Berhentilah orang itu di sebuah rumah yang jaraknya lumayan jauh dari tempatnya.

"Masuklah..." Ucap orang itu

Mulyo dan Pak Waris masuk ke dalam rumah itu. Tubuh Aji yang belum juga sadarkan diri membuat Mulyo tampak khawatir.

"Baringkan anak itu" Ucap orang itu

Mulyo membaringkan Aji di sebuah karpet yang terbuat dari anyaman.

"Anak ini sudah terkena buhul (tali santet)"

"Buhul?" Tanya Mulyo

"Karenanya, aku tidak bisa menjamin keselamatan dari anak ini. Namun, bisa aku patahkan buhulnya (tali santetnya)" Ucap orang itu

"Siapa pelaku dari penyerangan buhul ini?" Tanya Mulyo

"Titisan Mergosukmo!"

*****

Orang itu melulurkan sesuatu di tubuh Aji. Lalu, dia mengambil sebuah wadah serta air untuk melihat buhul yang terkandung dari tubuh Aji.

"Perhatikan! Akan kuperlihatkan buhul itu, ingatlah, ini adalah kesempatan terakhir kalian. Selesai ini, kalian harus pergi dari tempat ini!"

Orang itu merapalkan sesuatu. Mulutnya berkomat-kamis sembari melulurkan perut Aji. Awalnya tidak terlihat tanda-tanda sesuatu yang menjanggal, namun beberapa menit kemudian, perut Aji tampak mengeras seperti batu.

"Ambilkan wadah itu..." Ucapnya

Mulyo mengambil wadah yang dimaksud. Wadah itu digunakan untuk mewadahi buhul yabg keluar dari perut Aji.

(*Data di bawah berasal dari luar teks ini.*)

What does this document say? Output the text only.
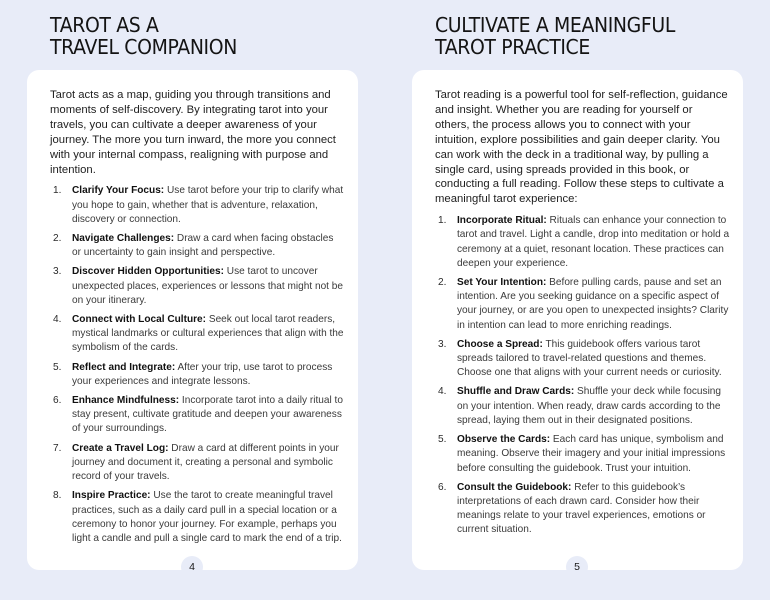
TAROT AS A
TRAVEL COMPANION

Tarot acts as a map, guiding you through transitions and moments of self-discovery. By integrating tarot into your travels, you can cultivate a deeper awareness of your journey. The more you turn inward, the more you connect with your internal compass, realigning with purpose and intention.

1. Clarify Your Focus: Use tarot before your trip to clarify what you hope to gain, whether that is adventure, relaxation, discovery or connection.
2. Navigate Challenges: Draw a card when facing obstacles or uncertainty to gain insight and perspective.
3. Discover Hidden Opportunities: Use tarot to uncover unexpected places, experiences or lessons that might not be on your itinerary.
4. Connect with Local Culture: Seek out local tarot readers, mystical landmarks or cultural experiences that align with the symbolism of the cards.
5. Reflect and Integrate: After your trip, use tarot to process your experiences and integrate lessons.
6. Enhance Mindfulness: Incorporate tarot into a daily ritual to stay present, cultivate gratitude and deepen your awareness of your surroundings.
7. Create a Travel Log: Draw a card at different points in your journey and document it, creating a personal and symbolic record of your travels.
8. Inspire Practice: Use the tarot to create meaningful travel practices, such as a daily card pull in a special location or a ceremony to honor your journey. For example, perhaps you light a candle and pull a single card to mark the end of a trip.
4
CULTIVATE A MEANINGFUL
TAROT PRACTICE

Tarot reading is a powerful tool for self-reflection, guidance and insight. Whether you are reading for yourself or others, the process allows you to connect with your intuition, explore possibilities and gain deeper clarity. You can work with the deck in a traditional way, by pulling a single card, using spreads provided in this book, or conducting a full reading. Follow these steps to cultivate a meaningful tarot experience:

1. Incorporate Ritual: Rituals can enhance your connection to tarot and travel. Light a candle, drop into meditation or hold a ceremony at a quiet, resonant location. These practices can deepen your experience.
2. Set Your Intention: Before pulling cards, pause and set an intention. Are you seeking guidance on a specific aspect of your journey, or are you open to unexpected insights? Clarity in intention can lead to more enriching readings.
3. Choose a Spread: This guidebook offers various tarot spreads tailored to travel-related questions and themes. Choose one that aligns with your current needs or curiosity.
4. Shuffle and Draw Cards: Shuffle your deck while focusing on your intention. When ready, draw cards according to the spread, laying them out in their designated positions.
5. Observe the Cards: Each card has unique, symbolism and meaning. Observe their imagery and your initial impressions before consulting the guidebook. Trust your intuition.
6. Consult the Guidebook: Refer to this guidebook’s interpretations of each drawn card. Consider how their meanings relate to your travel experiences, emotions or current situation.
5
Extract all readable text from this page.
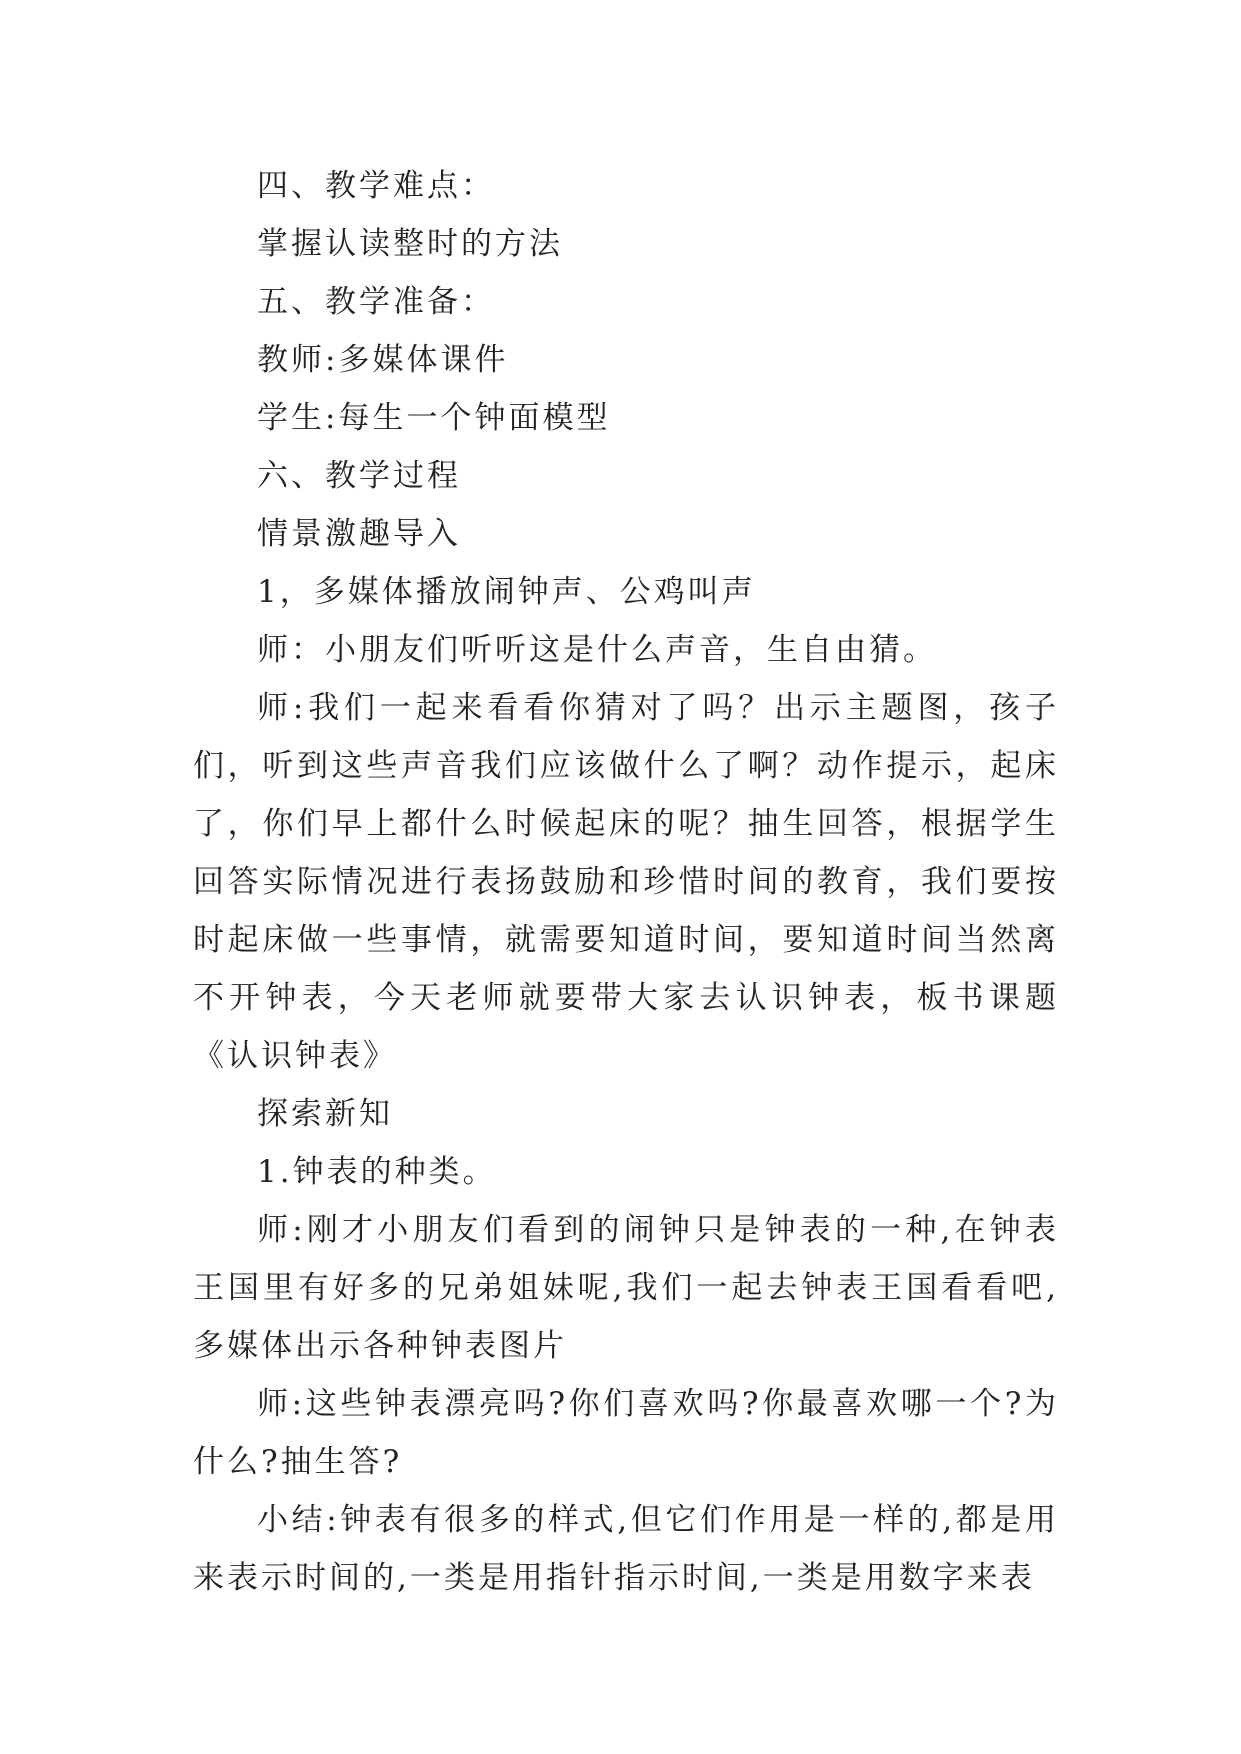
四、教学难点：
掌握认读整时的方法
五、教学准备：
教师:多媒体课件
学生:每生一个钟面模型
六、教学过程
情景激趣导入
1，多媒体播放闹钟声、公鸡叫声
师：小朋友们听听这是什么声音，生自由猜。

师:我们一起来看看你猜对了吗？出示主题图，孩子们，听到这些声音我们应该做什么了啊？动作提示，起床了，你们早上都什么时候起床的呢？抽生回答，根据学生回答实际情况进行表扬鼓励和珍惜时间的教育，我们要按时起床做一些事情，就需要知道时间，要知道时间当然离不开钟表，今天老师就要带大家去认识钟表，板书课题《认识钟表》

探索新知
1.钟表的种类。

师:刚才小朋友们看到的闹钟只是钟表的一种,在钟表王国里有好多的兄弟姐妹呢,我们一起去钟表王国看看吧,多媒体出示各种钟表图片

师:这些钟表漂亮吗?你们喜欢吗?你最喜欢哪一个?为什么?抽生答?

小结:钟表有很多的样式,但它们作用是一样的,都是用来表示时间的,一类是用指针指示时间,一类是用数字来表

"Metuke, nang! Ojo ditahan!"
(Keluarkan, nak! Jangan di tahan!) Ucap orang itu kepada Aji

Mulyo dan Pak Waris tampak khawatir.

Dia melihat sisi ketidakmampuan Aji untuk mengeluarkan buhul dari perutnya.
"Bangunkan, dia. Aku akan menepuk-nepuk lehernya!" Ucapnya

Mulyo dan Pak Waris membangunkan Aji. Lalu mereka berdua menahan tubuh Aji agar tidak ambruk kembali.

"Metuke, nang! Metuke!" (Keluarkan, nak! Keluarkan!) Teriak orang itu.

Aji tiba-tiba terbangun, dia langsung mengarahkan mulutnya ke wadah yang telah dipersiapkan.

"Huwokkkkkkkk!" Suara dari mulut Aji yang dipastikan mengeluarkan sesuatu yang banyak namun ketika sesuatu itu telah keluar, bunyi dari sesuatu itu gemrincing seperti logam.

"Metuke nang! Metuke!" (Keluarkan nak! Keluarkan!)

"Huwwwwoooookkkk!"

Seluruh buhul itu keluar dengan sendirinya. Puluhan paku dan silet membanjiri wadah itu bersamaan dengan darah yang membasahinya.

"Aji..." Ucap Mulyo

Aji segera membalikkan wajahnya ke arah Mulyo, dia belum sepenuhnya sadar dan masih dikendalikan oleh titisan Mergosukmo.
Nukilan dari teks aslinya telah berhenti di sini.